Medullary thymic epithelial cells (mTECs) allow the thymus to ensure that the body's T cells are able to distinguish between potentially harmful foreign antigens and those that are produced by the body itself. A Swiss-Japanese research team suggests that mTECs do not share a common progenitor with cortical-thymic TECs (cTECs) that produce T cells, but may actually evolve from them.
T-lymphocytes, or T cells, are a principal component of the body's adaptive immune system. Together, these cells express a large repertoire of antigen specific receptors that recognise foreign material derived, for example, from pathogens and tumour cells. The generation of these antigen receptors occurs during T cell development in the thymus. This constitutes, however, a random process that also includes the formation of antigen receptors which respond well to the body's own proteins, so-called self-antigens. To prevent T cells bearing a self-reactive antigen receptor to exit from the thymus to the rest of the body where they may cause autoimmunity, a mechanism is in place that involves mTECs. These specialised thymic epithelial cells express most of the body's self-antigens. T cells that recognise their specific antigen presented by mTECs will undergo a process of programmed cell death and are consequently deleted in the thymus.
Cross-Country Partnership
Very little is presently known about how cTECs and mTECs develop, or how they relate to each other. A Swiss-Japanese research team now reports that mTECs derive from cells that already express β5t, a proteasome subunit that is densely concentrated in cTECs and no other cell types, including mTECs themselves. This finding, which is published in the May 27-30, 2013 edition of PNAS, suggests that mTECs may evolve from cTECs. This finding has not only implications for how mTECs develop, but also how they may have evolved.

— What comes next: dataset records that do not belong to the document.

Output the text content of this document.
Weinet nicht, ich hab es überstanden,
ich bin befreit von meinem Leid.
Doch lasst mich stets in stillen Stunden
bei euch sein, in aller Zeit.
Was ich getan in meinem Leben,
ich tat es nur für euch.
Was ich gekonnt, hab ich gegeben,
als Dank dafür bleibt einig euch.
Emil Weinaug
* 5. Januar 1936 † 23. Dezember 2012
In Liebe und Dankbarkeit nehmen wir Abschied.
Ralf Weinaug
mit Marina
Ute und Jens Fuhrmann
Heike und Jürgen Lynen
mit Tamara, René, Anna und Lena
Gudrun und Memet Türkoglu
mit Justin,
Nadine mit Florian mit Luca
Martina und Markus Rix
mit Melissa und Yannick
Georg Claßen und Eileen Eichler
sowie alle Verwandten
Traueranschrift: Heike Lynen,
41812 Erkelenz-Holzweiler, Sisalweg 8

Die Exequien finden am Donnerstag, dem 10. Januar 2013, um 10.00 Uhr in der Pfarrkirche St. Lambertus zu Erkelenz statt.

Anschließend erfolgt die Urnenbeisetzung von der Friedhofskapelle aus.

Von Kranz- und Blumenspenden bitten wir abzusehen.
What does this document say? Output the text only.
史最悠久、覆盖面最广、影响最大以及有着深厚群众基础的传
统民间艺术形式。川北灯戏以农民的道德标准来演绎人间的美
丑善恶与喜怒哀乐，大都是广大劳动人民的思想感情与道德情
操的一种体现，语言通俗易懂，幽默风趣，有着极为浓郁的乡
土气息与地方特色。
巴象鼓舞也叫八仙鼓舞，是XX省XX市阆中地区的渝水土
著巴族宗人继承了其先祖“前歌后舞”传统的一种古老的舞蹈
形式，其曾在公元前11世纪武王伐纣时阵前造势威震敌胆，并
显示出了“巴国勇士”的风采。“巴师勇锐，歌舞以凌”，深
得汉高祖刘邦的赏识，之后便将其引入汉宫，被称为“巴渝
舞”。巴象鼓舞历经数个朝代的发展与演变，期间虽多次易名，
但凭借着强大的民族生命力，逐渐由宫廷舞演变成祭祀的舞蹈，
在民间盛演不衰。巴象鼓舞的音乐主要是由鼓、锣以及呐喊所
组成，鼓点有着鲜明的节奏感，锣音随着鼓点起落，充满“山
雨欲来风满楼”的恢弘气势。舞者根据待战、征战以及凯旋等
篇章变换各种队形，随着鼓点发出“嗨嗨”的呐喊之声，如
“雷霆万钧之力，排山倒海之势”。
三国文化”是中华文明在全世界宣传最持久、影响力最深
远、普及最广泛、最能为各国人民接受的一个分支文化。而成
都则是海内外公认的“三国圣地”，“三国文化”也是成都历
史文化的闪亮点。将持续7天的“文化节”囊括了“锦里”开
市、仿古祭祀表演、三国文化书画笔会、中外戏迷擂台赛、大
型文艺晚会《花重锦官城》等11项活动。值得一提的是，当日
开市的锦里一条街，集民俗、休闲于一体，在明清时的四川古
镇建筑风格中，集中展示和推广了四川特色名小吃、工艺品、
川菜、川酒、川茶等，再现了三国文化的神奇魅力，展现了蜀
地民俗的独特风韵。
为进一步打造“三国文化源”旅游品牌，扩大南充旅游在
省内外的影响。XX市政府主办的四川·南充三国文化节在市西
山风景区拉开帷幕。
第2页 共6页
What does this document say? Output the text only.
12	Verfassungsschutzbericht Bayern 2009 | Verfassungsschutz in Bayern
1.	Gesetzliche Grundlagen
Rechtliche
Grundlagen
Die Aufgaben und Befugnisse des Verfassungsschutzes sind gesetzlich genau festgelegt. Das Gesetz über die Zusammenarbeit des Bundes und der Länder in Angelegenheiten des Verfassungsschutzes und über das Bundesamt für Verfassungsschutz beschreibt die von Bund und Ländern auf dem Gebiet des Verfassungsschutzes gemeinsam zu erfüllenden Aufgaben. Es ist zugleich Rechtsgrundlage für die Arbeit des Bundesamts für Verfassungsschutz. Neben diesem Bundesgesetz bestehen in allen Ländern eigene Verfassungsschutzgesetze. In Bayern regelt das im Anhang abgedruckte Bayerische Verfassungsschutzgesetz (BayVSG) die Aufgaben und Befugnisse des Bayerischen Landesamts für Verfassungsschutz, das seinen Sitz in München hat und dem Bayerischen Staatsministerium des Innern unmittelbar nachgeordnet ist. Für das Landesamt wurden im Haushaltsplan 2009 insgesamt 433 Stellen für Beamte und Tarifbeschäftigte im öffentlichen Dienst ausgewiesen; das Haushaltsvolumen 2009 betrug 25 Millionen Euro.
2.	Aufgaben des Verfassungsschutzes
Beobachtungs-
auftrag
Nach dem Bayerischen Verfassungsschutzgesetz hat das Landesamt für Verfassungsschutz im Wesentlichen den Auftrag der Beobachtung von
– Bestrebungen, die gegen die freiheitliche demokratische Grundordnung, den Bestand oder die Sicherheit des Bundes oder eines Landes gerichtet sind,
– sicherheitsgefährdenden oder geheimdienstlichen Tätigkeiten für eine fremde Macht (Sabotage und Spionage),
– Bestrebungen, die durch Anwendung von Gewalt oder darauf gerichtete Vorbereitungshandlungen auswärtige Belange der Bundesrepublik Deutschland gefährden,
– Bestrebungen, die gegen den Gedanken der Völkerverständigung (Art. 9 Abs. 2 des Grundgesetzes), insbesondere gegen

The research project was led in Switzerland by Prof. Georg Holländer, Professor of Paediatric Immunology at the University of Basel and Action Research Professor of Paediatrics at the University of Oxford. In Japan, the project was led by Prof. Yousuke Takahama of the Institute for Genome Research at the University of Tokushima, which initially discovered the β5t proteasome subunit. Dr. Izumi Ohigashi of the Institute for Genome Research at the University of Tokushima and Dr. Saulius Zuklys at the University Children's Hospital of Basel serve as first authors.
Broad Potential
Professor Holländer believes that the benefits of a better understanding of the origins and functions of mTECs and cTECs extend well beyond basic research. The team's findings suggest that evolutionary pressures have caused the body to check the quality of T cells that it produces. The T cell antigen receptor repertoire in evolutionary older species have a receptor, and did not require the body to implement quality control - but as the capacity developed to produce a seemingly infinite number of T cell antigen receptors the vital need to control their specificities has arisen. For this purpose the body may have "hijacked" existing cells, namely cTECs. Holländer also believes that the findings could inform attempts to reconstruct or develop in-vitro thymuses, which could in turn be used to help people who lack a normal thymus function because of inborn or acquired defects. "You can fix things if you know how they are formed in the first place," he claims.